I'm working with big data, using R and Apache Arrow. My data is split between two datasets, call them:
vals
: a hive-partitioned set of parquets, each row contains an ID (long string) and hundreds of columns of data (ints)meta
: a parquet of meta-data, each row contains the same ID and some grouping variables.To aggregate vals
down to a manageable size I need to first join with meta
. I believe that doing this in a memory-efficient, piecewise manner is exactly what Arrow excels at, but I can't make it happen.
Here's my attempt:
library(arrow)
library(dplyr)
vals = open_dataset(path_to_vals)
meta = open_dataset(path_to_meta)
temp = left_join(vals, meta, by='id') %>%
group_by(grouping_variables_from_meta) %>%
summarise(across(all_of(variables_from_vals), mean))
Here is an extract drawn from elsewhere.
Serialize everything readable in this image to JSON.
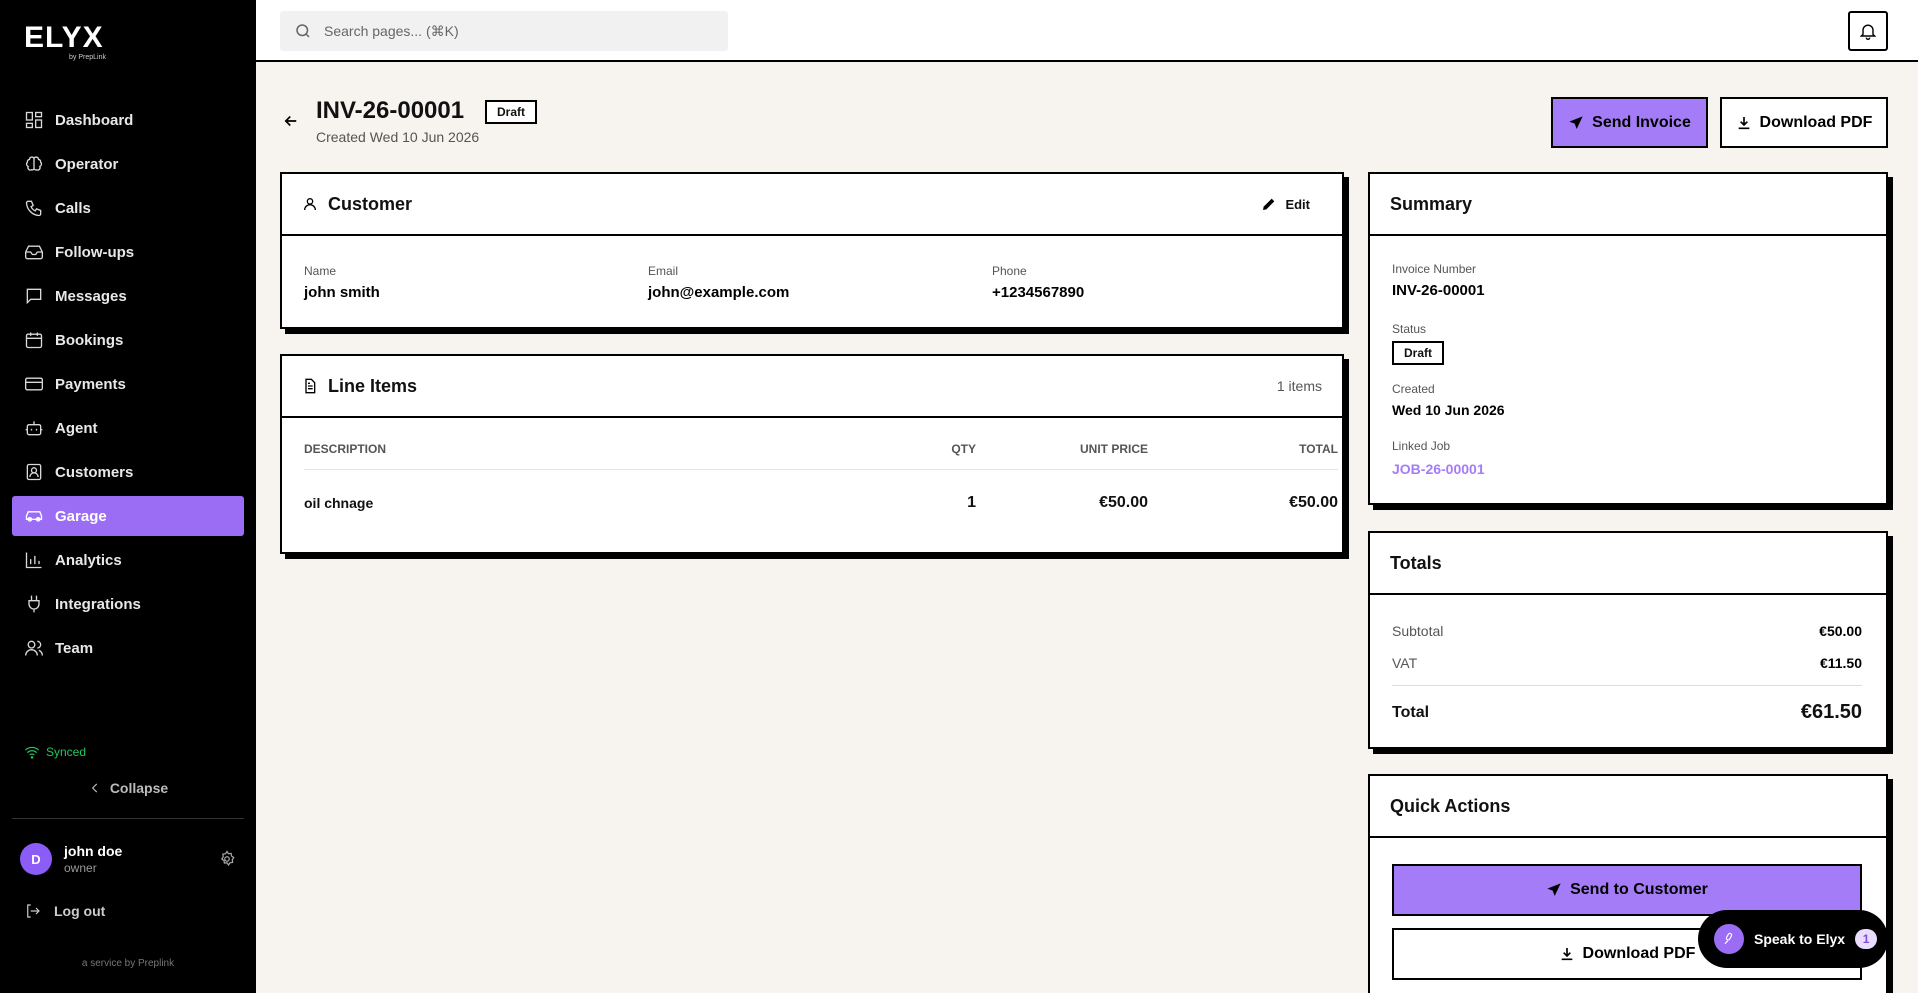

write_dataset(temp, 'some_path')
As soon as I invoke write_dataset
my memory usage balloons. It seems to me that Arrow is trying to do the join by holding both tables in memory. Even if I temporarily sidestep this problem by requesting absurd amounts of memory from the cluster (not a long-term solution), the process eventually fails with:
Error: Invalid: There are more than 2^32 bytes of key data. Acero cannot process a join of this magnitude.
I have used Arrow to summarise much larger datasets in the past with a) very little memory usage and b) no errors about too large key data. But, on those occasions I always had the grouping variables in a single dataset and didn't need to join them first. So, I'm a pretty sure the join step is where the problem lies.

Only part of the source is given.